O ministro Dias Toffoli, do Supremo Tribunal Federal (STF), rejeitou na sexta, 31, uma queixa-crime apresentada pelo Núcleo de Mulheres Fortes que Levantam Outras Mulheres contra a deputada federal Erika Hilton (Psol-SP, foto).
A ONG acusava a parlamentar da prática dos crimes de injúria, difamação, injúria por preconceito e violência política de gênero.

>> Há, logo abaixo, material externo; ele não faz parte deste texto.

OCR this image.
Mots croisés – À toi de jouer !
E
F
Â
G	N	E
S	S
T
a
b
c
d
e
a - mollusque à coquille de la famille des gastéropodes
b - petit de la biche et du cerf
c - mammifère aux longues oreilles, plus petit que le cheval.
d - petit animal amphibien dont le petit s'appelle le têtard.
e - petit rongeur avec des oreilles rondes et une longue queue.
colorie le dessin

Segundo a entidade, Erika teria chamado mulheres de “imbecis”, “esgoto da sociedade” e “cadelas” em publicações feitas em seu perfil no X.
Na decisão, Toffoli entendeu que a ação não poderia prosseguir porque a associação não tem legitimidade para propor uma queixa-crime dessa natureza, a petição inicial não preenchia os requisitos legais e as manifestações atribuídas à deputada estavam relacionadas ao exercício do mandato parlamentar.
O ministro afirmou que “as associações civis não detêm legitimidade para o ajuizamento de ação penal privada por crimes contra a honra supostamente perpetrados em detrimento de pessoas indeterminadas”.
Segundo Toffoli, a queixa-crime por crimes contra a honra possui natureza personalíssima e, por isso, não pode ser apresentada por entidades em nome de um grupo indeterminado de pessoas.
Ao analisar o caso, o ministro concluiu ainda que “não se constata extrapolamento manifesto dos limites da crítica política” nas declarações atribuídas à deputada.